Saturday, November 20, 2010

Getting real on Ohio's jobs crisis

I've been on the case of the Ohio media for awhile now regarding the reporting of Ohio's employment situation.

I've contended that state reporters simply spewing quotes from the ODJFS press release announcing the latest unemployment rate or simply stating whether the rate went up or down doesn't provide the public with an honest analysis of Ohio's employment situation.

Ultimately, jobs are issue #1 on the minds of voters. They deserve to be educated on what's really happening out there.

One specific variable I've been pushing to be discussed is the movement of the labor force numbers. The labor force is defined as those in the workforce or actively looking for work. When people stop looking for work, they drop out of the labor force and in turn, drop out of the formula that determines the unemployment rate. To put it simply, the less people in the workforce, the better the unemployment rate. But it also means people aren't looking for work in Ohio, and that means bad news for Ohio's economy.

Now taking that into consideration, finally someone in Ohio's media took that extra step and is working to better educate Ohioans:

From WCMH TV in Columbus:



Mark Hudson personifies what happens when the public is miseducated by the media on the unemployment rate. He thinks the number simply going up or down determines whether things are worsening or improving.

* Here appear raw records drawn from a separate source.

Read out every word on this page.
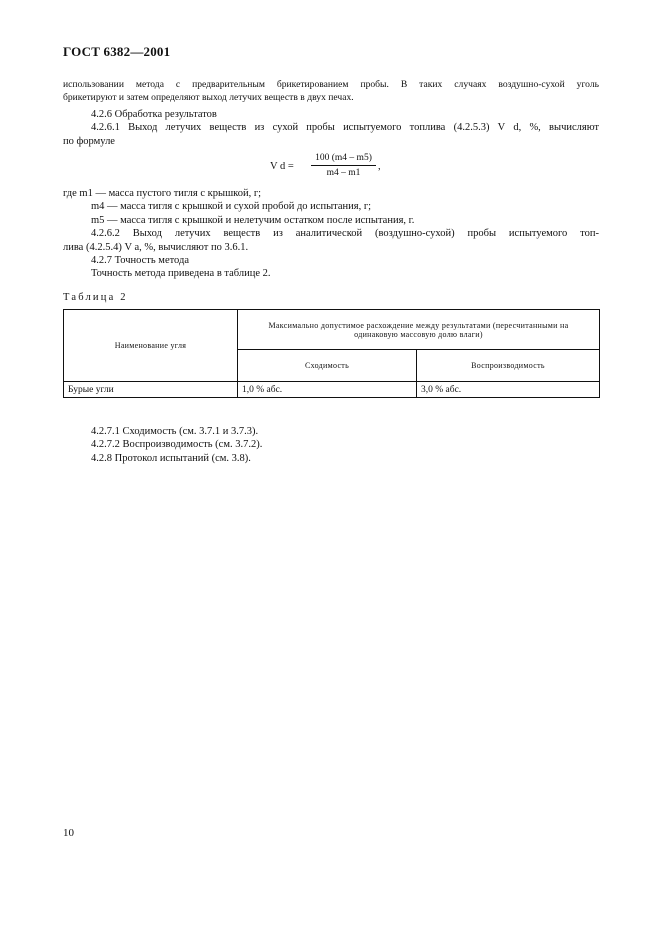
ГОСТ 6382—2001

использовании метода с предварительным брикетированием пробы. В таких случаях воздушно-сухой уголь

брикетируют и затем определяют выход летучих веществ в двух печах.

4.2.6 Обработка результатов

4.2.6.1 Выход летучих веществ из сухой пробы испытуемого топлива (4.2.5.3) V d, %, вычисляют

по формуле

V $d = \frac{100 (m4 - m5)}{m4 - m1}$ ,

где m1 — масса пустого тигля с крышкой, г;

m4 — масса тигля с крышкой и сухой пробой до испытания, г;

m5 — масса тигля с крышкой и нелетучим остатком после испытания, г.

4.2.6.2 Выход летучих веществ из аналитической (воздушно-сухой) пробы испытуемого топ-

лива (4.2.5.4) V a, %, вычисляют по 3.6.1.

4.2.7 Точность метода

Точность метода приведена в таблице 2.

Таблица 2
Наименование угля	Максимально допустимое расхождение между результатами (пересчитанными на одинаковую массовую долю влаги)	
	Сходимость	Воспроизводимость
Бурые угли	1,0 % абс.	3,0 % абс.

4.2.7.1 Сходимость (см. 3.7.1 и 3.7.3).

4.2.7.2 Воспроизводимость (см. 3.7.2).

4.2.8 Протокол испытаний (см. 3.8).

10
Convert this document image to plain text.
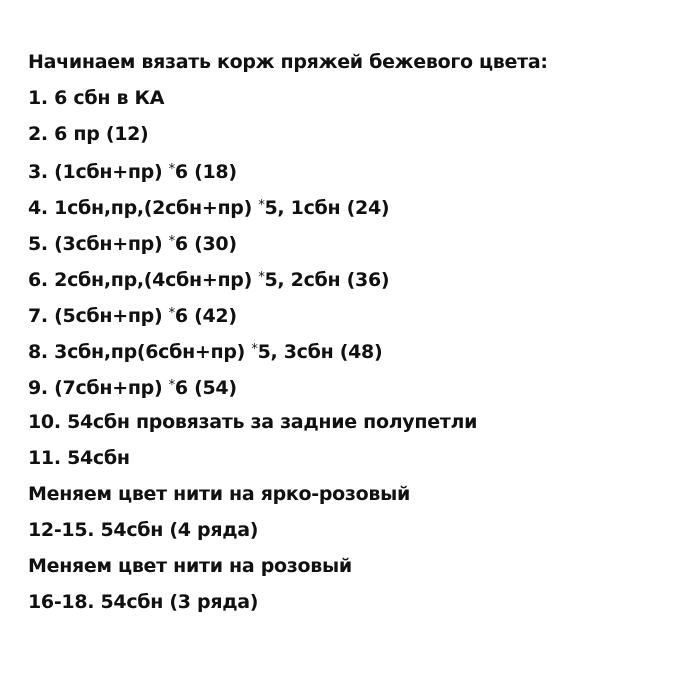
Начинаем вязать корж пряжей бежевого цвета:
1. 6 сбн в КА
2. 6 пр (12)
3. (1сбн+пр) *6 (18)
4. 1сбн,пр,(2сбн+пр) *5, 1сбн (24)
5. (3сбн+пр) *6 (30)
6. 2сбн,пр,(4сбн+пр) *5, 2сбн (36)
7. (5сбн+пр) *6 (42)
8. 3сбн,пр(6сбн+пр) *5, 3сбн (48)
9. (7сбн+пр) *6 (54)
10. 54сбн провязать за задние полупетли
11. 54сбн
Меняем цвет нити на ярко-розовый
12-15. 54сбн (4 ряда)
Меняем цвет нити на розовый
16-18. 54сбн (3 ряда)
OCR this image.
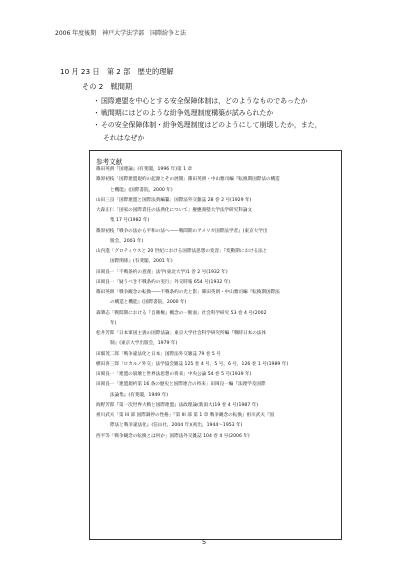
2006 年度後期　神戸大学法学部　国際紛争と法
10 月 23 日 第 2 部 歴史的理解
その 2 戦間期
・ 国際連盟を中心とする安全保障体制は，どのようなものであったか
・ 戦間期にはどのような紛争処理制度構築が試みられたか
・ その安全保障体制・紛争処理制度はどのようにして崩壊したか，また，
それはなぜか
参考文献
篠田英朗『国連論』(有斐閣，1996 年)第 1 章
篠原初枝「国際連盟規約の起源とその展開」篠田英朗・中山雅司編『転換期国際法の構造
と機能』(国際書院，2000 年)
山田三良「国際連盟と国際法典編纂」国際法外交雑誌 28 巻 2 号(1929 年)
大森正仁「国家の国際責任の法典化について」慶應義塾大学法学研究科論文
集 17 号(1982 年)
篠原初枝『戦争の法から平和の法へ――戦間期のアメリカ国際法学者』(東京大学出
版会，2003 年)
山内進「グロティウスと 20 世紀における国際法思想の変容」『変動期における法と
国際関係』(有斐閣，2001 年)
田岡良一「不戦条約の意義」法学(東北大学)1 巻 2 号(1932 年)
田岡良一「疑うべき不戦条約の実行」外交時報 654 号(1932 年)
篠田英朗「戦争観念の転換――不戦条約の光と影」篠田英朗・中山雅司編『転換期国際法
の構造と機能』(国際書院，2000 年)
森肇志「戦間期における『自衛権』概念の一断面」社会科学研究 53 巻 4 号(2002
年)
松井芳郎「日本軍国主義の国際法論」東京大学社会科学研究所編『戦時日本の法体
制』(東京大学出版会，1979 年)
田畑茂二郎「戦争違法化と日本」国際法外交雑誌 79 巻 5 号
横田喜三郎「ロカルノ外交」法学協会雑誌 125 巻 4 号，5 号，6 号，126 巻 1 号(1989 年)
田岡良一「連盟の崩壊と世界法思想の将来」中央公論 54 巻 5 号(1939 年)
田岡良一「連盟規約第 16 条の歴史と国際連合の将来」田岡良一編『法理学及国際
法論集』(有斐閣，1949 年)
海野芳郎『第一次世界大戦と国際連盟』法政理論(新潟大)19 巻 4 号(1987 年)
祖川武夫「第 III 部 国際調停の性格」『第 III 部 第 1 章 戦争観念の転換』祖川武夫『国
際法と戦争違法化』(信山社，2004 年)(初出，1944〜1953 年)
西平等「戦争観念の転換とは何か」国際法外交雑誌 104 巻 4 号(2006 年)
5
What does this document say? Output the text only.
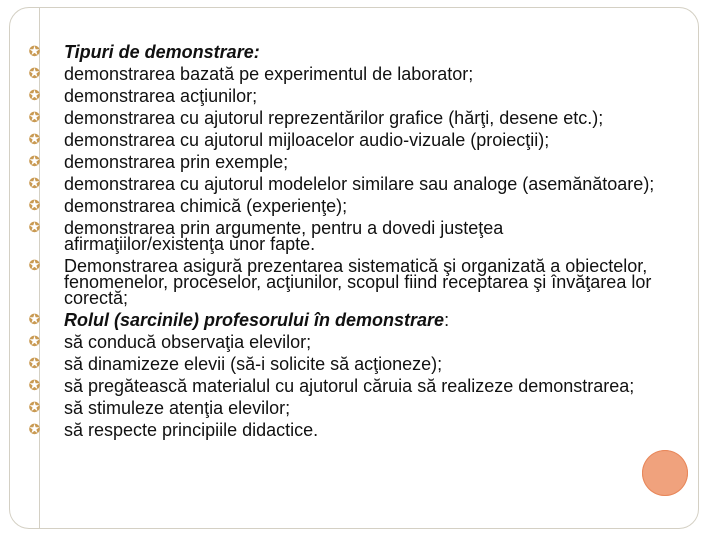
✪ Tipuri de demonstrare:
✪ demonstrarea bazată pe experimentul de laborator;
✪ demonstrarea acţiunilor;
✪ demonstrarea cu ajutorul reprezentărilor grafice (hărţi, desene etc.);
✪ demonstrarea cu ajutorul mijloacelor audio-vizuale (proiecţii);
✪ demonstrarea prin exemple;
✪ demonstrarea cu ajutorul modelelor similare sau analoge (asemănătoare);
✪ demonstrarea chimică (experienţe);
✪ demonstrarea prin argumente, pentru a dovedi justeţea afirmaţiilor/existenţa unor fapte.
✪ Demonstrarea asigură prezentarea sistematică şi organizată a obiectelor, fenomenelor, proceselor, acţiunilor, scopul fiind receptarea şi învăţarea lor corectă;
✪ Rolul (sarcinile) profesorului în demonstrare:
✪ să conducă observaţia elevilor;
✪ să dinamizeze elevii (să-i solicite să acţioneze);
✪ să pregătească materialul cu ajutorul căruia să realizeze demonstrarea;
✪ să stimuleze atenţia elevilor;
✪ să respecte principiile didactice.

As I've contended for months on 3BP, things aren't that simple.

The economist interviewed by WCMH puts it very plainly for all to understand:
When the number of people looking for work declines, the unemployment rate declines and that is actually what's been happening over the last half dozen months.

[...]

And depending on how fast they come back into the labor force, we may actually see the unemployment rate go up which will not be a bad thing.
In other words, once the unemployment rate starts increasing, provided it includes an increase in the labor force, it will mean Ohio's job situation is starting to improve.

Unfortunately, Ohio has a long way to go before that happens. In fact, according to the data provided by the Bureau of Labor Statistics, Ted Strickland's term will be the first time since 1976(as far back as the online data provides) that a Governor has seen Ohio's labor force decline over the course of a four year term.

Maybe that was the Turnaround that Ted Strickland promised Ohio.